Branson, who administers the state fishing records program for the Missouri Department of Conservation (MDC), said the bighead carp is classified as a nongame fish. Snagging is a legal method for taking nongame fish in Missouri, but it is not a method allowed under the rules of the International Game Fish Association. Consequently, Swope’s fish does not qualify as a world record, even though it outweighs the existing record by 16 pounds.
According to Branson, bighead carp are not known to spawn successfully in lakes or ponds. They need current to suspend their eggs in the water during development. The fact that anglers are not catching any young bighead carp at Lake of the Ozarks is a good sign.
“Bighead carp are an invasive Asian species,” said Branson. “This is an example of how invasive species can thrive outside of their native environment, and the importance of preventing their spread. At least anglers are removing some of these from the lake, and that’s good news.”
Good news, said Branson, because bighead carp and other invasive species have the potential to upset the ecological balance in Missouri waters. The consequences for popular species, like paddlefish, bass and crappie, could be serious. The presence of Asian carp in Missouri waters also has implications for other forms of recreation, such as boating and skiing. Bighead carp are close relatives of silver carp, which have become notorious for their habit of jumping several feet in the air when passed by watercraft. Human injuries have grown more common as Asian carp spread and multiply.
Tim Banek is MDC’s invasive species coordinator.

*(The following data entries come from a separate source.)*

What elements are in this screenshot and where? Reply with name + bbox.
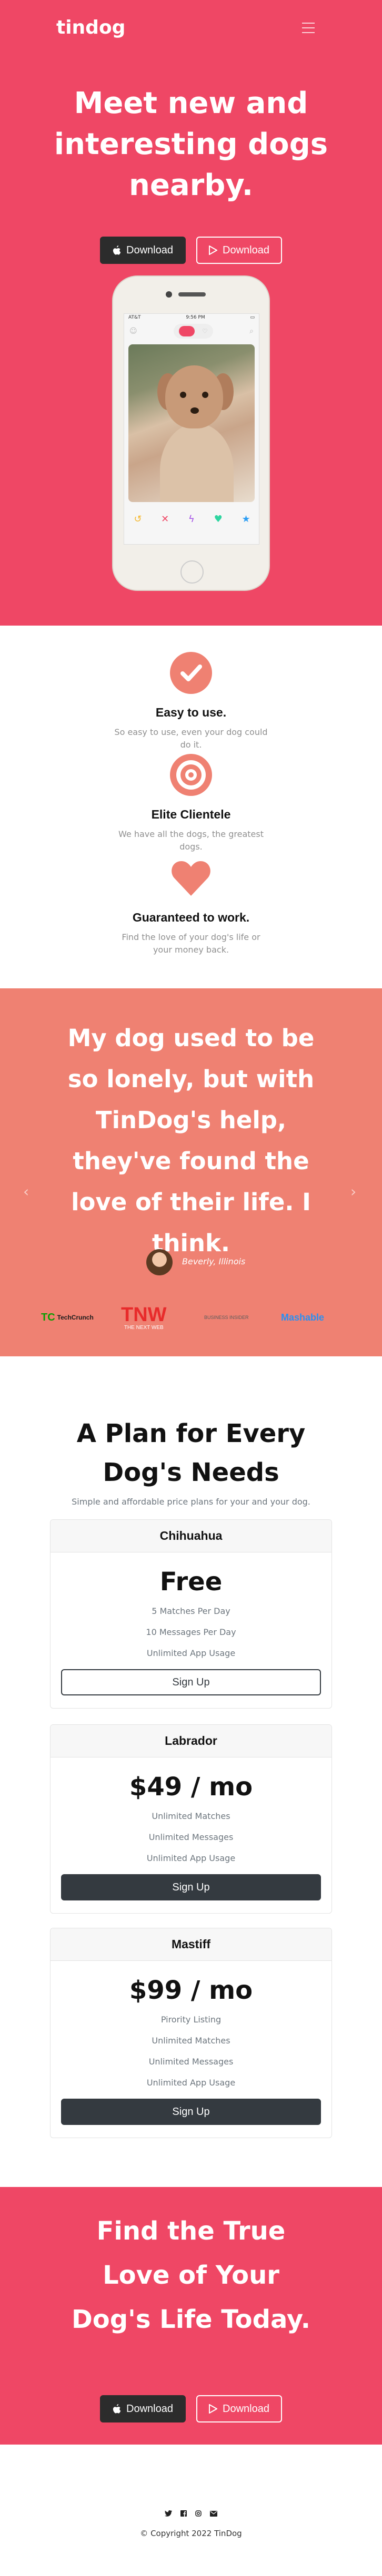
rewind-icon: ↺ bbox=[134, 514, 142, 525]
feature-title: Easy to use. bbox=[155, 706, 227, 719]
google-play-download-button[interactable]: Download bbox=[196, 2395, 282, 2422]
google-play-download-button[interactable]: Download bbox=[196, 237, 282, 264]
instagram-icon[interactable] bbox=[195, 2510, 202, 2519]
facebook-icon[interactable] bbox=[180, 2510, 187, 2519]
google-play-download-label: Download bbox=[223, 2403, 269, 2415]
tnw-logo: TNW THE NEXT WEB bbox=[121, 1303, 167, 1331]
testimonial-quote: My dog used to be so lonely, but with Ti… bbox=[67, 1024, 315, 1257]
feature-text: Find the love of your dog's life or your… bbox=[122, 932, 260, 955]
sign-up-button[interactable]: Sign Up bbox=[61, 2099, 321, 2125]
mashable-logo: Mashable bbox=[281, 1312, 325, 1323]
sign-up-button[interactable]: Sign Up bbox=[61, 1874, 321, 1900]
like-icon: ♥ bbox=[214, 514, 223, 525]
business-insider-logo: BUSINESS INSIDER bbox=[204, 1315, 249, 1320]
plan-feature: Unlimited Messages bbox=[148, 2057, 234, 2067]
nope-icon: ✕ bbox=[161, 514, 169, 525]
plan-feature: Unlimited App Usage bbox=[146, 1648, 236, 1658]
plan-name: Mastiff bbox=[51, 1928, 331, 1961]
pricing-heading: A Plan for Every Dog's Needs bbox=[76, 1419, 306, 1487]
flame-tab-icon bbox=[179, 326, 195, 336]
apple-download-label: Download bbox=[126, 2403, 173, 2415]
phone-screen: AT&T 9:56 PM ▭ ☺ ♡ ⌕ ↺ ✕ ϟ ♥ ★ bbox=[124, 313, 259, 545]
apple-icon bbox=[113, 2404, 121, 2414]
brand-logo[interactable]: tindog bbox=[56, 17, 125, 38]
cta-heading: Find the True Love of Your Dog's Life To… bbox=[71, 2216, 311, 2334]
press-logos: TC TechCrunch TNW THE NEXT WEB BUSINESS … bbox=[0, 1302, 382, 1333]
cta-section: Find the True Love of Your Dog's Life To… bbox=[0, 2187, 382, 2445]
apple-icon bbox=[113, 246, 121, 255]
footer: © Copyright 2022 TinDog bbox=[0, 2445, 382, 2576]
carousel-prev-icon[interactable]: ‹ bbox=[23, 1183, 29, 1200]
phone-time: 9:56 PM bbox=[186, 315, 205, 320]
feature-easy: Easy to use. So easy to use, even your d… bbox=[112, 652, 270, 751]
apple-download-label: Download bbox=[126, 244, 173, 256]
google-play-icon bbox=[209, 246, 217, 255]
pricing-section: A Plan for Every Dog's Needs Simple and … bbox=[0, 1356, 382, 2187]
twitter-icon[interactable] bbox=[165, 2510, 172, 2519]
navbar-toggler-icon[interactable] bbox=[302, 23, 315, 33]
testimonials-section: My dog used to be so lonely, but with Ti… bbox=[0, 988, 382, 1356]
profile-icon: ☺ bbox=[129, 327, 137, 335]
feature-text: We have all the dogs, the greatest dogs. bbox=[118, 829, 264, 852]
plan-feature: 5 Matches Per Day bbox=[152, 1606, 230, 1616]
pricing-card-mastiff: Mastiff $99 / mo Pirority Listing Unlimi… bbox=[50, 1928, 332, 2138]
testimonial-avatar bbox=[146, 1249, 173, 1275]
carousel-next-icon[interactable]: › bbox=[350, 1183, 356, 1200]
plan-name: Chihuahua bbox=[51, 1520, 331, 1552]
apple-download-button[interactable]: Download bbox=[100, 2395, 186, 2422]
google-play-icon bbox=[209, 2404, 217, 2414]
pricing-card-labrador: Labrador $49 / mo Unlimited Matches Unli… bbox=[50, 1724, 332, 1914]
search-icon: ⌕ bbox=[249, 327, 254, 335]
google-play-download-label: Download bbox=[223, 244, 269, 256]
phone-camera bbox=[166, 291, 172, 298]
social-links bbox=[0, 2510, 382, 2519]
plan-feature: Pirority Listing bbox=[160, 2015, 222, 2025]
features-section: Easy to use. So easy to use, even your d… bbox=[0, 626, 382, 988]
navbar: tindog bbox=[0, 0, 382, 58]
plan-price: $99 / mo bbox=[129, 1976, 253, 2005]
envelope-icon[interactable] bbox=[210, 2510, 217, 2519]
apple-download-button[interactable]: Download bbox=[100, 237, 186, 264]
feature-guaranteed: Guaranteed to work. Find the love of you… bbox=[112, 857, 270, 956]
bullseye-icon bbox=[170, 754, 212, 796]
hero-download-buttons: Download Download bbox=[0, 237, 382, 264]
plan-feature: Unlimited Matches bbox=[152, 2036, 230, 2046]
pricing-card-chihuahua: Chihuahua Free 5 Matches Per Day 10 Mess… bbox=[50, 1519, 332, 1709]
feature-elite: Elite Clientele We have all the dogs, th… bbox=[112, 754, 270, 853]
check-circle-icon bbox=[170, 652, 212, 694]
dog-photo bbox=[128, 344, 255, 502]
plan-feature: 10 Messages Per Day bbox=[146, 1627, 236, 1637]
swipe-actions: ↺ ✕ ϟ ♥ ★ bbox=[124, 514, 259, 525]
app-tab-pill: ♡ bbox=[174, 324, 213, 339]
feature-title: Elite Clientele bbox=[151, 807, 231, 821]
pricing-subheading: Simple and affordable price plans for yo… bbox=[72, 1497, 310, 1507]
testimonial-cite: Beverly, Illinois bbox=[182, 1256, 246, 1266]
title-section: tindog Meet new and interesting dogs nea… bbox=[0, 0, 382, 626]
cta-download-buttons: Download Download bbox=[0, 2395, 382, 2422]
plan-feature: Unlimited App Usage bbox=[146, 1853, 236, 1863]
plan-feature: Unlimited Matches bbox=[152, 1811, 230, 1821]
app-tab-bar: ☺ ♡ ⌕ bbox=[124, 322, 259, 340]
phone-home-button bbox=[180, 560, 204, 584]
feature-title: Guaranteed to work. bbox=[132, 911, 250, 924]
heart-tab-icon: ♡ bbox=[202, 328, 208, 335]
sign-up-button[interactable]: Sign Up bbox=[61, 1669, 321, 1695]
boost-icon: ϟ bbox=[188, 514, 195, 525]
phone-status-bar: AT&T 9:56 PM ▭ bbox=[124, 314, 259, 322]
battery-icon: ▭ bbox=[250, 315, 255, 320]
hero-heading: Meet new and interesting dogs nearby. bbox=[54, 86, 328, 202]
plan-price: $49 / mo bbox=[129, 1772, 253, 1802]
feature-text: So easy to use, even your dog could do i… bbox=[114, 727, 268, 750]
techcrunch-logo: TC TechCrunch bbox=[41, 1311, 94, 1323]
plan-price: Free bbox=[159, 1567, 223, 1597]
copyright-text: © Copyright 2022 TinDog bbox=[140, 2529, 242, 2538]
phone-speaker bbox=[178, 292, 206, 297]
heart-icon bbox=[170, 857, 212, 899]
iphone-mockup: AT&T 9:56 PM ▭ ☺ ♡ ⌕ ↺ ✕ ϟ ♥ ★ bbox=[112, 275, 270, 591]
plan-name: Labrador bbox=[51, 1725, 331, 1757]
plan-feature: Unlimited App Usage bbox=[146, 2078, 236, 2088]
plan-feature: Unlimited Messages bbox=[148, 1832, 234, 1842]
super-like-icon: ★ bbox=[242, 514, 250, 525]
phone-carrier: AT&T bbox=[128, 315, 141, 320]
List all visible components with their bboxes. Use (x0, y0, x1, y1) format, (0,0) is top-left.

He said anglers have an important role in preventing the spread of invasive species. One thing they can do to prevent the spread of Asian carp is not to move baitfish from one lake to another or release them alive.

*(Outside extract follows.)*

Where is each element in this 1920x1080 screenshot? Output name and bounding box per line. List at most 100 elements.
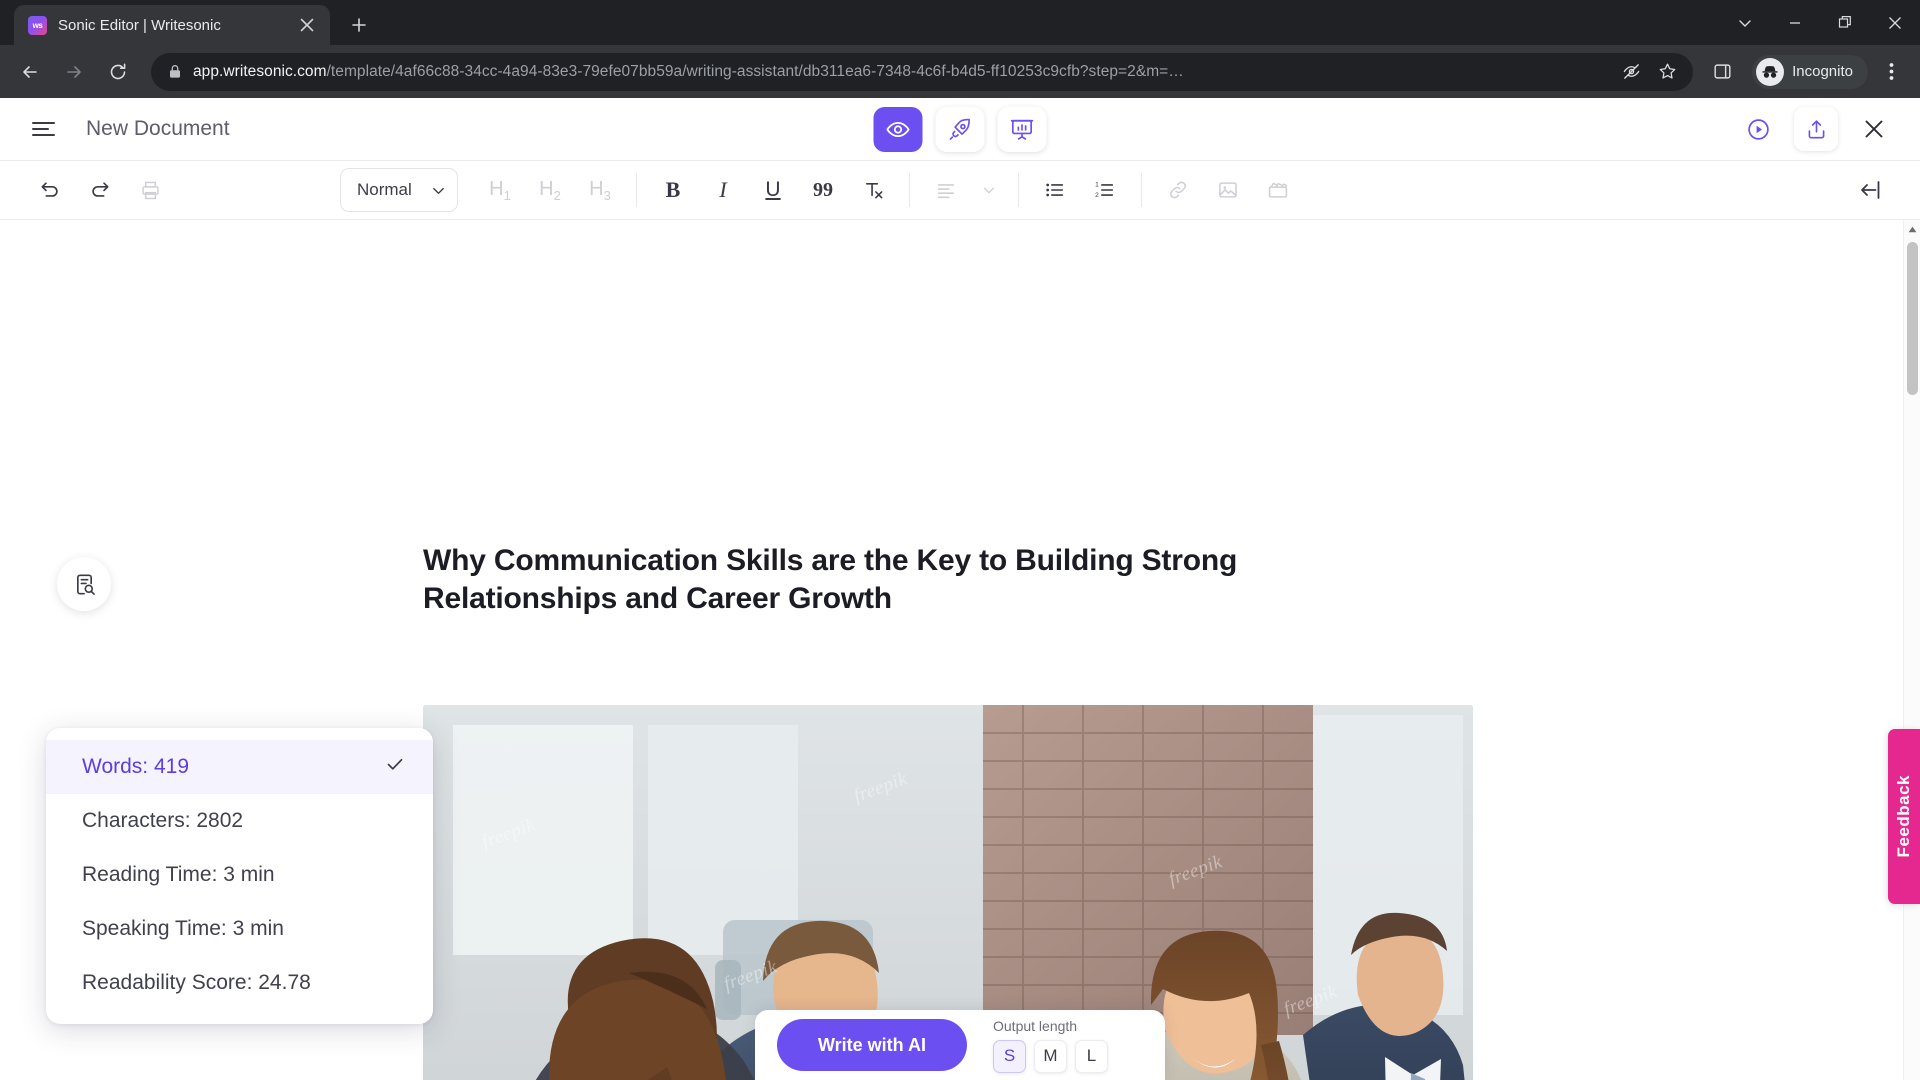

“Many different kinds of fish look like minnows when they are small,” said Banek. “It is easy for a few invasive fish to get mixed in with baitfish. If any of those get loose, they can start a completely new infestation. It’s important for anglers to obtain minnows and other bait locally and dispose of unused bait properly.”
He said proper disposal means putting bait into the trash, rather than dumping it in the water or on the ground. More information about invasive species in Missouri is available at www.mdc.mo.gov/node/10244/.